BI VISIBILITY IN THE WORKPLACE
In terms of visibility in the workplace, there is still a lot of work to be done. In the last fifteen or so years, there have been advances to inclusive workplace policies which are crucial to creating equity but are not enough to change culture alone. Employees having to hide who they are comes at the cost of individual employee engagement and retention, displaying a company’s broader lack of inclusion and belonging in the
workplace – not just with respect to bisexual people but along other lines of diversity such as gender, race and ability in addition.
So, how can people create a more inclusive environment for bisexual people? There are many important aspects to creating a safe, inclusive, and equitable space. Some start with taking a look at our own individual biases.

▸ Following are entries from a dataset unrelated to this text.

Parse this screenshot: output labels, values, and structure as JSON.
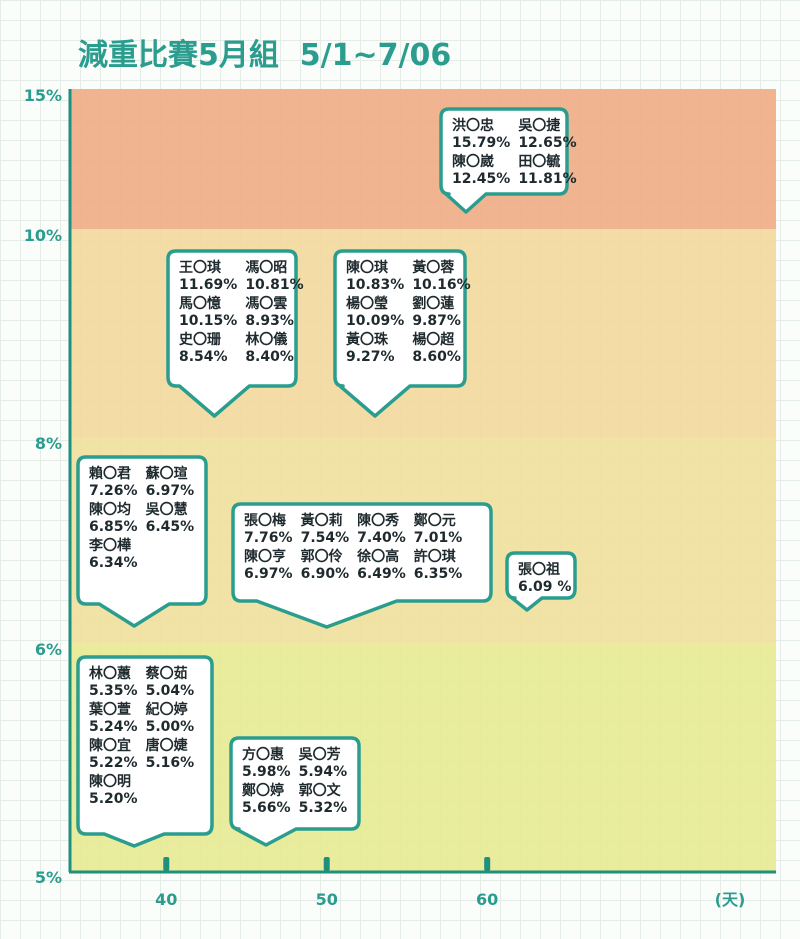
{
  "chart_data": {
    "type": "table",
    "title": "減重比賽5月組",
    "subtitle": "5/1~7/06",
    "xlabel": "(天)",
    "xlim": [
      34,
      78
    ],
    "x_ticks": [
      40,
      50,
      60
    ],
    "y_ticks": [
      "15%",
      "10%",
      "8%",
      "6%",
      "5%"
    ],
    "bands": [
      {
        "from": "10%",
        "to": "15%",
        "color": "#efaa82"
      },
      {
        "from": "8%",
        "to": "10%",
        "color": "#f3d79a"
      },
      {
        "from": "6%",
        "to": "8%",
        "color": "#efdf98"
      },
      {
        "from": "5%",
        "to": "6%",
        "color": "#e6e98f"
      }
    ],
    "groups": [
      {
        "band": "10%",
        "day": 57,
        "entries": [
          {
            "name": "洪〇忠",
            "value": "15.79%"
          },
          {
            "name": "吳〇捷",
            "value": "12.65%"
          },
          {
            "name": "陳〇崴",
            "value": "12.45%"
          },
          {
            "name": "田〇毓",
            "value": "11.81%"
          }
        ]
      },
      {
        "band": "8%",
        "day": 43,
        "entries": [
          {
            "name": "王〇琪",
            "value": "11.69%"
          },
          {
            "name": "馮〇昭",
            "value": "10.81%"
          },
          {
            "name": "馬〇憶",
            "value": "10.15%"
          },
          {
            "name": "馮〇雲",
            "value": "8.93%"
          },
          {
            "name": "史〇珊",
            "value": "8.54%"
          },
          {
            "name": "林〇儀",
            "value": "8.40%"
          }
        ]
      },
      {
        "band": "8%",
        "day": 52,
        "entries": [
          {
            "name": "陳〇琪",
            "value": "10.83%"
          },
          {
            "name": "黃〇蓉",
            "value": "10.16%"
          },
          {
            "name": "楊〇瑩",
            "value": "10.09%"
          },
          {
            "name": "劉〇蓮",
            "value": "9.87%"
          },
          {
            "name": "黃〇珠",
            "value": "9.27%"
          },
          {
            "name": "楊〇超",
            "value": "8.60%"
          }
        ]
      },
      {
        "band": "6%",
        "day": 38,
        "entries": [
          {
            "name": "賴〇君",
            "value": "7.26%"
          },
          {
            "name": "蘇〇瑄",
            "value": "6.97%"
          },
          {
            "name": "陳〇均",
            "value": "6.85%"
          },
          {
            "name": "吳〇慧",
            "value": "6.45%"
          },
          {
            "name": "李〇樺",
            "value": "6.34%"
          }
        ]
      },
      {
        "band": "6%",
        "day": 50,
        "entries": [
          {
            "name": "張〇梅",
            "value": "7.76%"
          },
          {
            "name": "黃〇莉",
            "value": "7.54%"
          },
          {
            "name": "陳〇秀",
            "value": "7.40%"
          },
          {
            "name": "鄭〇元",
            "value": "7.01%"
          },
          {
            "name": "陳〇亨",
            "value": "6.97%"
          },
          {
            "name": "郭〇伶",
            "value": "6.90%"
          },
          {
            "name": "徐〇高",
            "value": "6.49%"
          },
          {
            "name": "許〇琪",
            "value": "6.35%"
          }
        ]
      },
      {
        "band": "6%",
        "day": 59,
        "entries": [
          {
            "name": "張〇祖",
            "value": "6.09 %"
          }
        ]
      },
      {
        "band": "5%",
        "day": 38,
        "entries": [
          {
            "name": "林〇蕙",
            "value": "5.35%"
          },
          {
            "name": "蔡〇茹",
            "value": "5.04%"
          },
          {
            "name": "葉〇萱",
            "value": "5.24%"
          },
          {
            "name": "紀〇婷",
            "value": "5.00%"
          },
          {
            "name": "陳〇宜",
            "value": "5.22%"
          },
          {
            "name": "唐〇婕",
            "value": "5.16%"
          },
          {
            "name": "陳〇明",
            "value": "5.20%"
          }
        ]
      },
      {
        "band": "5%",
        "day": 46,
        "entries": [
          {
            "name": "方〇惠",
            "value": "5.98%"
          },
          {
            "name": "吳〇芳",
            "value": "5.94%"
          },
          {
            "name": "鄭〇婷",
            "value": "5.66%"
          },
          {
            "name": "郭〇文",
            "value": "5.32%"
          }
        ]
      }
    ]
  },
  "colors": {
    "accent": "#2a9d8f",
    "axis": "#1f8f7e",
    "text": "#1f2a2e",
    "card_fill": "#ffffff"
  }
}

- Be aware of your company’s policies, practices and benefits related to bisexual people. Domestic Partner Benefits should be available for all couples, regardless of whether they are for heterosexual or LGBTQIA+.

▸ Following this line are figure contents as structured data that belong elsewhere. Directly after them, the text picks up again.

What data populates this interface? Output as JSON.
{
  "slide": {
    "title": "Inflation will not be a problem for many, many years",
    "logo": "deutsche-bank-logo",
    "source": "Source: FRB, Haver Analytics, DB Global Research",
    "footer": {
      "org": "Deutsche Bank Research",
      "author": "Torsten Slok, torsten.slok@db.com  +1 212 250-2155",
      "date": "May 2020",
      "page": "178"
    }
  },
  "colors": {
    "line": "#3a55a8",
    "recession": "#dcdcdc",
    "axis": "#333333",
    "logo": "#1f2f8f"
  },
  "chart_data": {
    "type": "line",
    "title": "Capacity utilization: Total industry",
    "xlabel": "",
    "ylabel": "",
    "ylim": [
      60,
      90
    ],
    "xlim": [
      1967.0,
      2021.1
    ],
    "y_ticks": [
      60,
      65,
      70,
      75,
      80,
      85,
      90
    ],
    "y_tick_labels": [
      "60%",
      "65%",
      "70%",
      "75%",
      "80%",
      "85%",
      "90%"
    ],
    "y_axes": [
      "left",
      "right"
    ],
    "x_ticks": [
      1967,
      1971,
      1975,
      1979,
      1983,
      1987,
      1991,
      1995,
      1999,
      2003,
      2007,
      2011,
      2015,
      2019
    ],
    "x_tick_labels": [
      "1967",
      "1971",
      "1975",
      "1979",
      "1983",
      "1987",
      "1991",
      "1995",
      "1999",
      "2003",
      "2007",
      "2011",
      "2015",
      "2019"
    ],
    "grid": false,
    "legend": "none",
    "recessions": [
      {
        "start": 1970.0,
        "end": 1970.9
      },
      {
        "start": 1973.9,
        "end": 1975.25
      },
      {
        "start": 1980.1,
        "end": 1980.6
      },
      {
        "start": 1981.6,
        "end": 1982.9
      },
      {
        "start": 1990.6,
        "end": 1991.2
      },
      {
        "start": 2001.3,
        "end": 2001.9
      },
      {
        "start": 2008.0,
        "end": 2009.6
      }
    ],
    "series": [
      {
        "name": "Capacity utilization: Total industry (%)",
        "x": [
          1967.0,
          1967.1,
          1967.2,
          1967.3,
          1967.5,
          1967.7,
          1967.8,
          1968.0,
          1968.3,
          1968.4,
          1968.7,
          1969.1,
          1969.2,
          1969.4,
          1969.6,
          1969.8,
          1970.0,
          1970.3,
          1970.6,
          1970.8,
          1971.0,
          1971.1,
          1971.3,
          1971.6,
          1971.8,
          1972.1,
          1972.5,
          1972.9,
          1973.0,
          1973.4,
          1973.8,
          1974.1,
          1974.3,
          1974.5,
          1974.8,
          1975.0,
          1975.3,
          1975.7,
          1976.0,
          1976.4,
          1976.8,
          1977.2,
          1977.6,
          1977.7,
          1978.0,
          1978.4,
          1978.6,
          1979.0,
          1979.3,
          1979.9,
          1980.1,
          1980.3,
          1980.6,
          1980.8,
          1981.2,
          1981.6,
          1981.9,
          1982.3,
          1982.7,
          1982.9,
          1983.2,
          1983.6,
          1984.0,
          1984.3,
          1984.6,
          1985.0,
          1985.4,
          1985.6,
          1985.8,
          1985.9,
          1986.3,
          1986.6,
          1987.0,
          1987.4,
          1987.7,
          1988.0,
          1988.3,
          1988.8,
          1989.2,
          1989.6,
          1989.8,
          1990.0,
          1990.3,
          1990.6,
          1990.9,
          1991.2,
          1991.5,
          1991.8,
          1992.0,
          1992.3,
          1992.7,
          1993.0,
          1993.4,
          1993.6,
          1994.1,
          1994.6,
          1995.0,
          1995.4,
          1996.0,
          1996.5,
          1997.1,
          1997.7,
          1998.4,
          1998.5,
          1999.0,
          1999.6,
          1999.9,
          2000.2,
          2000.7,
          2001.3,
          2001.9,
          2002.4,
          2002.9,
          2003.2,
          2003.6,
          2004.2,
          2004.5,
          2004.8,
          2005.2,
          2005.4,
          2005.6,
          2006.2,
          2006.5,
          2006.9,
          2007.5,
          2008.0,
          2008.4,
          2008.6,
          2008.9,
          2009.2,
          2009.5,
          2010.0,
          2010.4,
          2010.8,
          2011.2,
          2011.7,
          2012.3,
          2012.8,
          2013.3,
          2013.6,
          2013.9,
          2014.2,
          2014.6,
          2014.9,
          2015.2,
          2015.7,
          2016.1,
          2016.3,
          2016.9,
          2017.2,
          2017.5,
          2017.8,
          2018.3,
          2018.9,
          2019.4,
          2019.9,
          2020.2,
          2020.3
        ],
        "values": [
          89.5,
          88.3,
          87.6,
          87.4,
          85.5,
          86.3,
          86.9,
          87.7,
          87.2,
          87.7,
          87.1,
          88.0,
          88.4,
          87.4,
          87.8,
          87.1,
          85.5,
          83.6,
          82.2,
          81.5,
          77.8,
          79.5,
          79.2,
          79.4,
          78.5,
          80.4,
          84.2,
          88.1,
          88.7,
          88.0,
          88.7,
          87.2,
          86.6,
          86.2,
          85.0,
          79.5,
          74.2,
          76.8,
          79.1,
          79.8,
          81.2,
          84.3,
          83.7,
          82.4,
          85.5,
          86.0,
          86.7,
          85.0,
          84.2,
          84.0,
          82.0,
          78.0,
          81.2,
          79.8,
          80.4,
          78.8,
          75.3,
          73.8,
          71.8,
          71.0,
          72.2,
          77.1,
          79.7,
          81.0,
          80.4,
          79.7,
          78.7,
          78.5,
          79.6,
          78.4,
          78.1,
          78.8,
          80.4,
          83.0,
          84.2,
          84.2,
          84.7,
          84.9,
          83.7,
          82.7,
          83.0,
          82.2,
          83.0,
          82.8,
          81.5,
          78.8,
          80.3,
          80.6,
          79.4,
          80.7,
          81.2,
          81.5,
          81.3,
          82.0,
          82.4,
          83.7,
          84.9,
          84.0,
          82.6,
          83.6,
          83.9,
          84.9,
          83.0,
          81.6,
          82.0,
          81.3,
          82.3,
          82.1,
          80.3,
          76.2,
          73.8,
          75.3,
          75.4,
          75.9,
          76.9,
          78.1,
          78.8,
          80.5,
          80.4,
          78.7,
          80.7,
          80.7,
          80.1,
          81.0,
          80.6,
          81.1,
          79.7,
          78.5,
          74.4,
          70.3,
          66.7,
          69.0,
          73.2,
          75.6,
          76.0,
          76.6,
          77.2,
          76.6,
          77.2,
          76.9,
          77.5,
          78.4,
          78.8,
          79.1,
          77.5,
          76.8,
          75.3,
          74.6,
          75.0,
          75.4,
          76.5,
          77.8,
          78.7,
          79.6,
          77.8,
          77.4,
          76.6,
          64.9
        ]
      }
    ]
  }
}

- Think about your conversations, group programming and events – and be intentional in creating a bi-inclusive space. For example, recognize a leader in Bi inclusion in annual leadership or engagement awards.
- Include specific events to create bi-awareness; for example, recognize Celebrate Bisexuality Day annually on September 23rd.
As an individual:
- Check yourself! What biases do you hold? Be willing to address your own biases about bisexuality and how this can be harmful to others.

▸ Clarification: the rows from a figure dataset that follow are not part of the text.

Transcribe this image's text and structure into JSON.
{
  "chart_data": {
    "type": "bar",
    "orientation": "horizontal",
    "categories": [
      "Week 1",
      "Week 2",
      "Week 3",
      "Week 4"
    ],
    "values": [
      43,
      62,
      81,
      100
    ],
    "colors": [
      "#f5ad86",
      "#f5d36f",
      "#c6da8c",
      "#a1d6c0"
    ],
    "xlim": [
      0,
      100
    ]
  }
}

- Use inclusive language – do not assume that you know another person’s sexual orientation.
- If you hear someone using biphobic language or jokes, speak up! The best allies are those who step in to let others know when a remark or action is not ok.
- Celebrate and highlight the stories of those who are bisexual – this helps to create human experience and connection!
If you are someone reading this who is on your own sexual orientation journey, know that you are exactly who you are supposed to be. There’s no need to explain yourself to anyone – your story is unique to you. If someone in your life shares more about their identity with you, be caring with this information and show respect. We’ve seen great advances in bisexual+ representation as a society and there’s definitely room for more acceptance of others in our country. Individuality is something to be celebrated!